Its other design requirements included client isolation, which prevents transfers by one client affecting those of other clients; isolated failure domains restricting copies between two clusters from depending on a third cluster; data residency constraints that prohibit copies being made to any location not explicitly specified by the client; and data integrity checks to prevent data loss or corruption. And, the system must continue to operate even when dependencies are slow or temporarily unavailable.
The paper provides details of how Google achieved each of these goals, with a section on lessons learned chronicling Effingo’s evolution. It emphasizes, however, that Effingo is still a work in progress and is continuously evolving. The authors said that Google plans to improve CPU usage during cross-data center transfers, improve integration with resource management systems, and enhance the control loop to let it scale out transfers faster.

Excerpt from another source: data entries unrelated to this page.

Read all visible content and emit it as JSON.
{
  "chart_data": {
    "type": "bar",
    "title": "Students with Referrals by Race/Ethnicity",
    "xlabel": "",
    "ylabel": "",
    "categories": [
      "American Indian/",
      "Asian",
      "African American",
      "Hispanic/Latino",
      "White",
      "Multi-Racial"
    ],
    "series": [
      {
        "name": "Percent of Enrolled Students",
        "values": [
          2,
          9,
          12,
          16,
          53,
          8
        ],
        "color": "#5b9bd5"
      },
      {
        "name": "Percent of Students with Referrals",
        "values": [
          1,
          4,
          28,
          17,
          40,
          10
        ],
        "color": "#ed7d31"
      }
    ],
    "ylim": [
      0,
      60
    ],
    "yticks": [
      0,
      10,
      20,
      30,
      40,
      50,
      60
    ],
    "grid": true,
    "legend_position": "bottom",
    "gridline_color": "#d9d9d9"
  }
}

Nabeel Sherif, principal advisory director at Info-Tech Research Group, sees great value in the service. He said today, “while there might be considerations around cost and sustainability for such a resource- and network-intensive use case, the ability for organizations to greatly increase the scale and distance of their georedundancy means being able to achieve better user experiences as well as removing some of the limitations of making data accessible to applications that don’t sit very close by.”
This, he said, “can be a game changer in both the areas of business continuity, global reach for web applications, and many other types of collaborations.”